As a state, Connecticut has been a relative failure for the last decade at least.  The state has fewer people as workers flee to lower taxed areas and older folks move to warmer climates.  After each big tax increase pushed through during the Malloy years, there has been a big move out.  Not only are the tax increases pushing people away, they are also pushing businesses out.  Job growth in Connecticut is among the lowest among the states.

It's worth remembering what happened in the last fifty years.  In the 1960s, nearly a third of the country's largest companies had their headquarters in New York City.  City taxes were high, and state taxes in New York were higher still.  Meanwhile, in Connecticut there was no income tax.  As a result, companies started moving out of New York.  Some move far away, but many more just moved to the suburbs.  The city of Stamford in Connecticut started gaining major corporations as they fled the high taxes of NY.  by the 1980s, Fairfield County (where Stamford is located) had the third highest concentration of Fortune 500 firms in the country.  Connecticut grew both in population and wealth.  Then the state passed an income tax at the urging of independent governor Lowell Weicker.  It was low at first, nothing like the rates paid in the surrounding states on New York and Massachusetts.  Then, of course, the Democrat legislators did what they do everywhere:  they spent more and more and they taxed more and more.  The in-migration of companies slowed, stopped and then reversed.  In the last six years under Dan Malloy we have had the two biggest tax increases ever.  Now, there is an exodus of companies and jobs from the state.

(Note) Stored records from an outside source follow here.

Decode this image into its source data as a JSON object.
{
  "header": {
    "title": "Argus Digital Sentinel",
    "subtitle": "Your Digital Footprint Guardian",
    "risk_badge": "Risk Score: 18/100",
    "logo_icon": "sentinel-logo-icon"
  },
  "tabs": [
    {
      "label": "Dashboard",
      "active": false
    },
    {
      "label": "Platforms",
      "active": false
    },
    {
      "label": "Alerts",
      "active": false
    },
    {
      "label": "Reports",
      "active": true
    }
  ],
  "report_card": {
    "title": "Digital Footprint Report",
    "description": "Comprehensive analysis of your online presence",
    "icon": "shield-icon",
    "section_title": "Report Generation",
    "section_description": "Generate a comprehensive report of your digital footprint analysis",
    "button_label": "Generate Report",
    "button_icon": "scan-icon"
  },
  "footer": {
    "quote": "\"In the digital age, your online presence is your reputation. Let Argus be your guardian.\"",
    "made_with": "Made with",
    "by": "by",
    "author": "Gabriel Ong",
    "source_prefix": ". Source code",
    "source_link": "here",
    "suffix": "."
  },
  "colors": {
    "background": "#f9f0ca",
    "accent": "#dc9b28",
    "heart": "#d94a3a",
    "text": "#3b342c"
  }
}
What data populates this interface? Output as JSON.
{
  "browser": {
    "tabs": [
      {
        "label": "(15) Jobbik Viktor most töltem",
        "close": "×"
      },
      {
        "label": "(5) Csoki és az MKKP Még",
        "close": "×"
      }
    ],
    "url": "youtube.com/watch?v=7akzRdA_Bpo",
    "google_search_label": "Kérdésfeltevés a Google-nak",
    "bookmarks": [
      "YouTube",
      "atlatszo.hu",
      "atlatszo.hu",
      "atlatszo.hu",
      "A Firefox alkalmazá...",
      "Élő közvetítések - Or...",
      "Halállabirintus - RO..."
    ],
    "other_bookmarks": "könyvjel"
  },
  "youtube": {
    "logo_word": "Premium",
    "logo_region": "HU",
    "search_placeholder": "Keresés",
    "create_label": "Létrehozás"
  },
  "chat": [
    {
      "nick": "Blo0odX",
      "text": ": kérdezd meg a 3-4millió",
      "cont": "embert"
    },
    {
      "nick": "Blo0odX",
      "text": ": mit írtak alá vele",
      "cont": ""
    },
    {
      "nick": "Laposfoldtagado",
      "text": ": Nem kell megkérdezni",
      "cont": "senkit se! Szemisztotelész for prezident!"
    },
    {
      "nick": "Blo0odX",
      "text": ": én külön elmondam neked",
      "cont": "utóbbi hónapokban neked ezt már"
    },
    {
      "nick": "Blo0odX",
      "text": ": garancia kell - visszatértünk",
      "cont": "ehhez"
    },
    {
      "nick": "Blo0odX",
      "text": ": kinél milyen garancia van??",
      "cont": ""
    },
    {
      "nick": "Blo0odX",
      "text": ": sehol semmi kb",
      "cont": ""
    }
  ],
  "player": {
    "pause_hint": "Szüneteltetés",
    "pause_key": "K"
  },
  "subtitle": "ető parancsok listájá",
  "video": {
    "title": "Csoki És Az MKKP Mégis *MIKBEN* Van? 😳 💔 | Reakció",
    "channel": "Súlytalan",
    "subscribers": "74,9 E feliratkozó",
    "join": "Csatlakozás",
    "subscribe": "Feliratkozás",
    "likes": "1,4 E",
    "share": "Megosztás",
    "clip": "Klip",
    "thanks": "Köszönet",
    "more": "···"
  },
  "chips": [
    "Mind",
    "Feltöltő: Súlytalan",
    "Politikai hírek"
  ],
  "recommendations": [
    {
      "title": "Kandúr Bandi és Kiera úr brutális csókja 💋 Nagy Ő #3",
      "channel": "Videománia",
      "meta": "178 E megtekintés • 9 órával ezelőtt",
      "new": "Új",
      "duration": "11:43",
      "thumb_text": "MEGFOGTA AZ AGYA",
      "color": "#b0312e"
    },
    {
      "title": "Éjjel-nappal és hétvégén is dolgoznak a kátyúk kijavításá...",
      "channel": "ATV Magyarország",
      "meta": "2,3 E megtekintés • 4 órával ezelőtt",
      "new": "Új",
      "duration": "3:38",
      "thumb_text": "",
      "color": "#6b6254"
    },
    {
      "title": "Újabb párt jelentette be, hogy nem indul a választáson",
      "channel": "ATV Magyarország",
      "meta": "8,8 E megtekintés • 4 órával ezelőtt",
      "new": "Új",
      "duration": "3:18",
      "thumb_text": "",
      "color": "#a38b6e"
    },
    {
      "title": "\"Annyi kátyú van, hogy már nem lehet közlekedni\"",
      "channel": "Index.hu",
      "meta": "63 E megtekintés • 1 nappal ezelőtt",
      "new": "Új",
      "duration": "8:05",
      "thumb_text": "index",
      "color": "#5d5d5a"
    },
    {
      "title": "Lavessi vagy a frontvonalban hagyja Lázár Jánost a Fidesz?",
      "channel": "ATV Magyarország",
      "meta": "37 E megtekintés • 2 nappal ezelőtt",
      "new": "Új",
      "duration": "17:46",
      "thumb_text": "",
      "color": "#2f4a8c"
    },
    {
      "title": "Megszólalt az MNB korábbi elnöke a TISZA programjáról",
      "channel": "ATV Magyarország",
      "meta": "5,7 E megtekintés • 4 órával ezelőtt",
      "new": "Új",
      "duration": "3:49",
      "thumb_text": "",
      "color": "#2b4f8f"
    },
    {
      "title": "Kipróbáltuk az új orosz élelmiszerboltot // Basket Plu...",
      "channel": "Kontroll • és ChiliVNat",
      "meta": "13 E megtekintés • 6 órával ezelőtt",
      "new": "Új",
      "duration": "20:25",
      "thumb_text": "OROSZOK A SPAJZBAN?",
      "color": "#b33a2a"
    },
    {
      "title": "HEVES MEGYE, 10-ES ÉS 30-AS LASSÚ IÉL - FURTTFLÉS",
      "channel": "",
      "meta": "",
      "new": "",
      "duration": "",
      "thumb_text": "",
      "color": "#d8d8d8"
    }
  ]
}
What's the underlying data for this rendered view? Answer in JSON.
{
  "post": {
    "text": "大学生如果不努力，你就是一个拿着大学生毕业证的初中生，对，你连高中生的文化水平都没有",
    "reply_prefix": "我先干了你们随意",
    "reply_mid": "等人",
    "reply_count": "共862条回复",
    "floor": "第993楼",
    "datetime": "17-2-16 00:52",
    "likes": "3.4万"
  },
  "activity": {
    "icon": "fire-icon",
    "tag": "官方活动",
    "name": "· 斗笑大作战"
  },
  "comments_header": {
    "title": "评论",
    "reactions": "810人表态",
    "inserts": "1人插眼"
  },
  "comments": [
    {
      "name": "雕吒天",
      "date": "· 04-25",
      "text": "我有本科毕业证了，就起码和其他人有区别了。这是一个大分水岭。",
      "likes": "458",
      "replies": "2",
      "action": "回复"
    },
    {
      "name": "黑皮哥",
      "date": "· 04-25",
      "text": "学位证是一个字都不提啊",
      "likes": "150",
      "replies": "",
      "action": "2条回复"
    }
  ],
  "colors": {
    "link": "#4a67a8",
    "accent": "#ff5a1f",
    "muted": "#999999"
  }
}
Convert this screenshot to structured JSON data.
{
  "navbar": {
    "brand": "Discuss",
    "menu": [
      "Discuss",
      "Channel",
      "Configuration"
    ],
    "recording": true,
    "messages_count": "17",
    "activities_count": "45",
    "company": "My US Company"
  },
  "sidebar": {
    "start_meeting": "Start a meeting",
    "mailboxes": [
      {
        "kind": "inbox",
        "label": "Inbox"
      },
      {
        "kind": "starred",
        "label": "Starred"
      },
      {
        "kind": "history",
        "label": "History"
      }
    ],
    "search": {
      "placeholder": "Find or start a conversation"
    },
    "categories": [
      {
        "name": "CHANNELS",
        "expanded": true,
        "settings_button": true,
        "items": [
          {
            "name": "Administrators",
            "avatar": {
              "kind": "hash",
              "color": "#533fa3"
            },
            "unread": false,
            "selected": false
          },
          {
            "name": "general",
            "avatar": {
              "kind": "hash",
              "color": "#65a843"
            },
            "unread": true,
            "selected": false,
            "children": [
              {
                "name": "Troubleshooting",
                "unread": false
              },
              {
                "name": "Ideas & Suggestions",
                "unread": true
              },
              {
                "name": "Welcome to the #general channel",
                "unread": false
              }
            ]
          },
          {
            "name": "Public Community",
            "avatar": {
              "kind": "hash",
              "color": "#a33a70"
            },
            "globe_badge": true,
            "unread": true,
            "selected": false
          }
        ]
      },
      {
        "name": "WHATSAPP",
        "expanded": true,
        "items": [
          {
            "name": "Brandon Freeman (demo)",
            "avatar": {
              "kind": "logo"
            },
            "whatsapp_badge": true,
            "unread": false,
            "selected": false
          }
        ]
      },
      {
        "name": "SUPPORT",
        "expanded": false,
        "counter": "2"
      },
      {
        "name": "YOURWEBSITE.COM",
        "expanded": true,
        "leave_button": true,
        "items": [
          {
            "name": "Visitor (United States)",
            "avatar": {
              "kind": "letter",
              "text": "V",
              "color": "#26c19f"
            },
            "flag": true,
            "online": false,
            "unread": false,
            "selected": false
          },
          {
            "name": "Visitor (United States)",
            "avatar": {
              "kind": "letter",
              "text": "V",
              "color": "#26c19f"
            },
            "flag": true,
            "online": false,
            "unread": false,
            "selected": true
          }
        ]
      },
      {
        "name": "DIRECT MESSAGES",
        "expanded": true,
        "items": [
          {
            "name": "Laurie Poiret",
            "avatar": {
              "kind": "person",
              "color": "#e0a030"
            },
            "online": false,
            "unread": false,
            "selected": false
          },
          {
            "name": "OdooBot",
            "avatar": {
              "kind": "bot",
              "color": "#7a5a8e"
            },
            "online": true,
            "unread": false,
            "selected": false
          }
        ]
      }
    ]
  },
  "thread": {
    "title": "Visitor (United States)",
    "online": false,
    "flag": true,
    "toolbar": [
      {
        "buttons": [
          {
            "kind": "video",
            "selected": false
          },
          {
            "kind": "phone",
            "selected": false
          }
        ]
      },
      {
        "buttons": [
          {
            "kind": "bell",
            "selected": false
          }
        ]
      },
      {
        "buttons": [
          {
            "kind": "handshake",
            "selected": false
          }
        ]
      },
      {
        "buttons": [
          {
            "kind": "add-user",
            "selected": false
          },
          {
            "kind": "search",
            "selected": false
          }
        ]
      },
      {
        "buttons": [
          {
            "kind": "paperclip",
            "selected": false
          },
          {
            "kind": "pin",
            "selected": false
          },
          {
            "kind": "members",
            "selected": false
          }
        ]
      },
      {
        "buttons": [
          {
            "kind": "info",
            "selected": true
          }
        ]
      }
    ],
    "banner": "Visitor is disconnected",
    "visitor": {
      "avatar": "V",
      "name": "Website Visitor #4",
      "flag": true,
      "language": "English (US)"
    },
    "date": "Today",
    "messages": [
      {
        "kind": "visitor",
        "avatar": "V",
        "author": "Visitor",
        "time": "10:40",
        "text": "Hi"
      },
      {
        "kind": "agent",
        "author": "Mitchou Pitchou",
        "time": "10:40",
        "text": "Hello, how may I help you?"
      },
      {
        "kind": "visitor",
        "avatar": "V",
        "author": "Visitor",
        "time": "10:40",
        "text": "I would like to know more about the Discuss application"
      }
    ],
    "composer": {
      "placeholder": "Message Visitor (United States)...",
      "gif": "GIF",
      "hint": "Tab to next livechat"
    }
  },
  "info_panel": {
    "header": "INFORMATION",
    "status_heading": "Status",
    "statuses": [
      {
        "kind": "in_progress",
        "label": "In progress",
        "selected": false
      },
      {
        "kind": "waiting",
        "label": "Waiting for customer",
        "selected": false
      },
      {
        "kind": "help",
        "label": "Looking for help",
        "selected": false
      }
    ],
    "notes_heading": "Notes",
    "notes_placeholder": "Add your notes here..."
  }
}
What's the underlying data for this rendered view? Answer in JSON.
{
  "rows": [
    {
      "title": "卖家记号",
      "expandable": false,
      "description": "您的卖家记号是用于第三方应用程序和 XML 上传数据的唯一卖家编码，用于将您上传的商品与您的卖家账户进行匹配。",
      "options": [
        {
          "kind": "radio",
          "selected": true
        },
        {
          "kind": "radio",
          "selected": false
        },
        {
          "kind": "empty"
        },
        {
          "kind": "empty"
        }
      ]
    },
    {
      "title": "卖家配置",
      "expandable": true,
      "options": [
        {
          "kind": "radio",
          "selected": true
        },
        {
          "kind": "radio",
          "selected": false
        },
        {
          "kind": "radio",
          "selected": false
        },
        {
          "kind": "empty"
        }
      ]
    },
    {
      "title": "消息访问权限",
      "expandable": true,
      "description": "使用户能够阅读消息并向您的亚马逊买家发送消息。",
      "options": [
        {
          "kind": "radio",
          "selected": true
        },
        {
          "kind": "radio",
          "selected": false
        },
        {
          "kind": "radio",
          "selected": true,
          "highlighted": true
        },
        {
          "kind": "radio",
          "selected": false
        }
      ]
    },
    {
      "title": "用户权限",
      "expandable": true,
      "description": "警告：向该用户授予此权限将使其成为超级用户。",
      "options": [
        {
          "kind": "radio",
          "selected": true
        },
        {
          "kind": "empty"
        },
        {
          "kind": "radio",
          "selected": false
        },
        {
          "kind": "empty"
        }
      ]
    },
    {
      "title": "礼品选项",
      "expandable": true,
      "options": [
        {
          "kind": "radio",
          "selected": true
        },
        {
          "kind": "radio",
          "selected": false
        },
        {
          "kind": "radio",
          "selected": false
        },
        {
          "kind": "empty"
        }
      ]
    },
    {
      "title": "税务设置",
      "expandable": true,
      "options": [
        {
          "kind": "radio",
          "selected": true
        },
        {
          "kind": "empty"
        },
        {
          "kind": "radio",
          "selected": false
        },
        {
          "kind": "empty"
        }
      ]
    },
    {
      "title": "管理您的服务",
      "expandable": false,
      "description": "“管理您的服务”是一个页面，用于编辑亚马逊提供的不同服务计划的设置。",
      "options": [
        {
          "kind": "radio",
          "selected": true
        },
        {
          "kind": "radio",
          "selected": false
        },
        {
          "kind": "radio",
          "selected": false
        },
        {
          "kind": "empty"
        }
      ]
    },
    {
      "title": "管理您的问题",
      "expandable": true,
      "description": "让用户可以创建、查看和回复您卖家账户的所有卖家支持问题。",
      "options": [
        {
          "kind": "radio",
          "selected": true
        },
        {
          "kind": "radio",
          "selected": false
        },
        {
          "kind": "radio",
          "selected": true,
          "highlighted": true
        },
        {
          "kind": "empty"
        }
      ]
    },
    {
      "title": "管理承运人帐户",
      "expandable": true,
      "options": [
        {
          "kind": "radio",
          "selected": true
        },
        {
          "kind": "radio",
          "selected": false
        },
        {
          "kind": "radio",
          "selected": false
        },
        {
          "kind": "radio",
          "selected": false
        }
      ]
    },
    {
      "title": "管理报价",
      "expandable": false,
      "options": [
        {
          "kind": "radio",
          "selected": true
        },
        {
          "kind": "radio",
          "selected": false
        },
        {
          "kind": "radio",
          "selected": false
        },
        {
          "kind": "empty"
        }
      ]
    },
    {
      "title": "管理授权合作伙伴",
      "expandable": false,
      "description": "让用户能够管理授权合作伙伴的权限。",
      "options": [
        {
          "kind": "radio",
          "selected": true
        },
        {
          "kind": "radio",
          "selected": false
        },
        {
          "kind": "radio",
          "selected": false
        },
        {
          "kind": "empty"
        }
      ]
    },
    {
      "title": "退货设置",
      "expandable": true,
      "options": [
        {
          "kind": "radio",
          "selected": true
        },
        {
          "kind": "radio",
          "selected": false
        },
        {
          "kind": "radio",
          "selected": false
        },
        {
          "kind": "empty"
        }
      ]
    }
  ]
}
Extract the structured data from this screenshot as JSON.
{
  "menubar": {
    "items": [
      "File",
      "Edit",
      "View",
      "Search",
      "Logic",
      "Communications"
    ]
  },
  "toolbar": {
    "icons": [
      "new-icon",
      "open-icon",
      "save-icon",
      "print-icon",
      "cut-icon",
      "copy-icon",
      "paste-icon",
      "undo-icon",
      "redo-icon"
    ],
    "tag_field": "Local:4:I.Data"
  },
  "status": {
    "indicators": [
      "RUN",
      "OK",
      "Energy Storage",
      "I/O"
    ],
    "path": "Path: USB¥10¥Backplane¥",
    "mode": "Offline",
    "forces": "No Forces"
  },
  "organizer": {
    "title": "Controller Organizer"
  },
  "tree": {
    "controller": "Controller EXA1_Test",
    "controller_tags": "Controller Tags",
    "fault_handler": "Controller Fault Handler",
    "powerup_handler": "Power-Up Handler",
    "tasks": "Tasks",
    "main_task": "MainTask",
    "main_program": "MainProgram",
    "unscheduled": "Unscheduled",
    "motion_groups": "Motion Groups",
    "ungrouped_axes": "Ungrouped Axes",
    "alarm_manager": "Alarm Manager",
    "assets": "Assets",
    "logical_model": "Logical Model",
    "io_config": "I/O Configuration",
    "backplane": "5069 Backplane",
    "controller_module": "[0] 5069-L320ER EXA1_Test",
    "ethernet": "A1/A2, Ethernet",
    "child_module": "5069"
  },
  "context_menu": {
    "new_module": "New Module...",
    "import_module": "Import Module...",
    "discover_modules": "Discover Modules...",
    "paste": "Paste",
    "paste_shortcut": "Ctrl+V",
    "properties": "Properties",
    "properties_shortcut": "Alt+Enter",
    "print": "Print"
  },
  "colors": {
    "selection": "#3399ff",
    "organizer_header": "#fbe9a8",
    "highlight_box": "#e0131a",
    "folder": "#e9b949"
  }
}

I was reminded of all of this today when I read about the latest move out of the state.  The local cable TV company Altice has decided to move the news operations from Connecticut to New Jersey.  This used to be Cablevision until Altice bought that company last year.  Every Altice cable system in Connecticut has a station with non-stop local news and what they call "hyper local weather".  They have reporters out in the field gathering local news too.  With the move, even the local news reporters for Connecticut will be making their reports from another state.  If nothing is done soon, will there be anyone left here?